The second problem, Dr Blumofe says, is that many firms wrongly assume that those in inside their castle walls can be trusted and are "safe".
This leaves many firms dangerously exposed, agrees John Maynard, European head of cyber-security for Cisco.
"Typically once attackers have penetrated a trusted network they find it is easy to move laterally and easy to get to the crown jewels.
"That's because all the defences point outward. Once on the inside there is usually little to stop attackers going where they want to."
Tumbling walls
In a bid to get beyond this outdated thinking many organisations have torn down the old castle walls in favour of a model known as the "Beyond Corp" approach.
It was pioneered by Google in response to a series of cyber-attacks in 2009 called Aurora orchestrated by China-backed hackers. The attackers went after Google as well as Adobe, Yahoo, Morgan Stanley, Dow Chemical and many other large firms.
According to Mr Maynard, Beyond Corp assumes every device or person trying to connect to a network is hostile until they are proven otherwise.
And it obtains this proof by analysing external devices, how they are being used and what information they are submitting.
This encompasses obvious stuff such as login names and passwords, as well as where someone logs in from; but it also relies on far more subtle indicators, says Joe Pindar, a security strategist at Gemalto,
"It can be how quickly do you type the keys, are you holding the device in your right or left hand. How an individual uses a device acts as a second layer of identity and a different kind of fingerprint."

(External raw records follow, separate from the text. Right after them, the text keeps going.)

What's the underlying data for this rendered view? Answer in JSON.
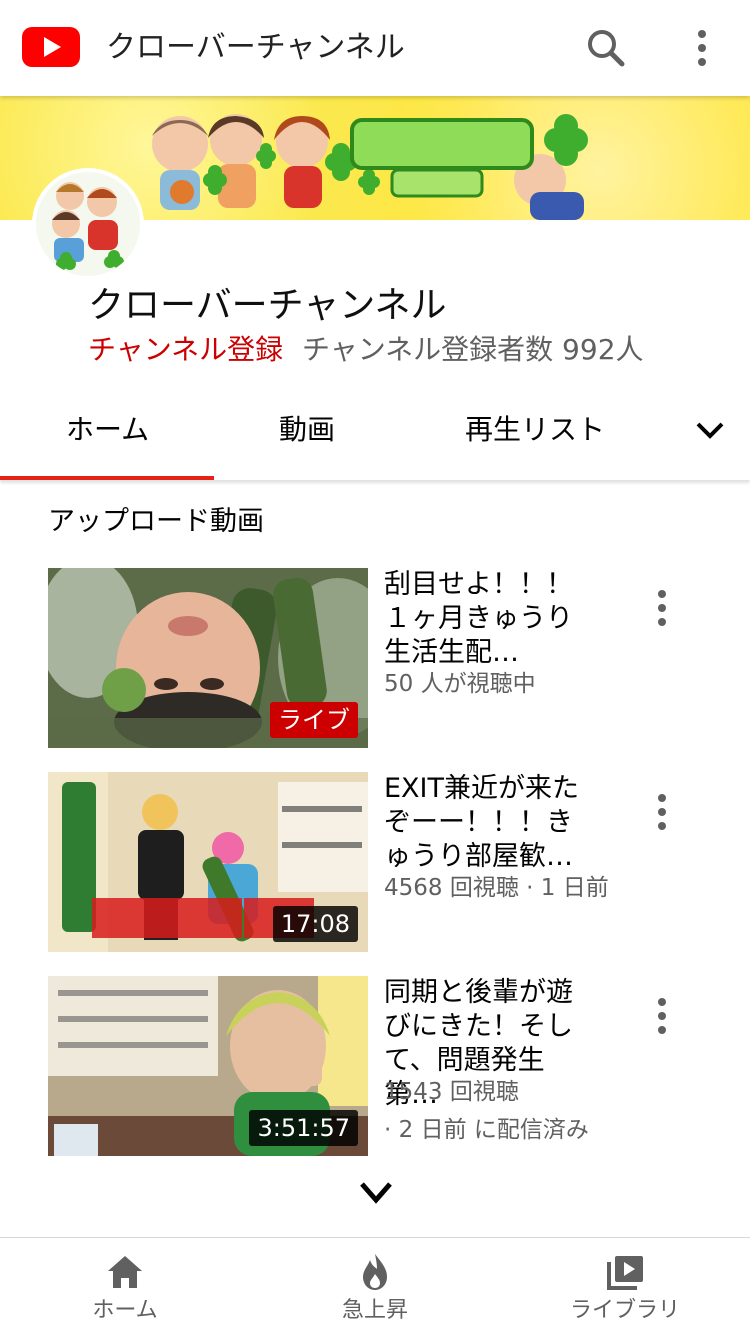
{
  "appbar": {
    "title": "クローバーチャンネル"
  },
  "channel": {
    "name": "クローバーチャンネル",
    "subscribe_label": "チャンネル登録",
    "subscriber_count": "チャンネル登録者数 992人"
  },
  "tabs": [
    {
      "label": "ホーム",
      "active": true
    },
    {
      "label": "動画",
      "active": false
    },
    {
      "label": "再生リスト",
      "active": false
    }
  ],
  "section": {
    "title": "アップロード動画"
  },
  "videos": [
    {
      "title": "刮目せよ！！！\n１ヶ月きゅうり\n生活生配…",
      "meta": "50 人が視聴中",
      "meta2": "",
      "badge": "ライブ",
      "live": true
    },
    {
      "title": "EXIT兼近が来た\nぞーー！！！き\nゅうり部屋歓…",
      "meta": "4568 回視聴 · 1 日前",
      "meta2": "",
      "badge": "17:08",
      "live": false
    },
    {
      "title": "同期と後輩が遊\nびにきた！そし\nて、問題発生第…",
      "meta": "1543 回視聴",
      "meta2": "· 2 日前 に配信済み",
      "badge": "3:51:57",
      "live": false
    }
  ],
  "bottom_nav": [
    {
      "label": "ホーム",
      "icon": "home-icon"
    },
    {
      "label": "急上昇",
      "icon": "trending-icon"
    },
    {
      "label": "ライブラリ",
      "icon": "library-icon"
    }
  ],
  "colors": {
    "brand_red": "#ff0000",
    "subscribe_red": "#cc0000",
    "tab_indicator": "#e62117",
    "secondary_text": "#606060"
  }
}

Gathering, storing and analysing all that data on those individual quirks of usage was the type of big data problem only a tech-savvy company such as Google could tackle at the time of the Aurora attacks, says Mr Pindar.
However, as familiarity with big data sets has spread, many more big firms are adopting the Beyond Corp approach when organising their digital defences, he says.
One big advantage is that Beyond Corp turns a firm's network into an active element of defence, says Mr Maynard from Cisco.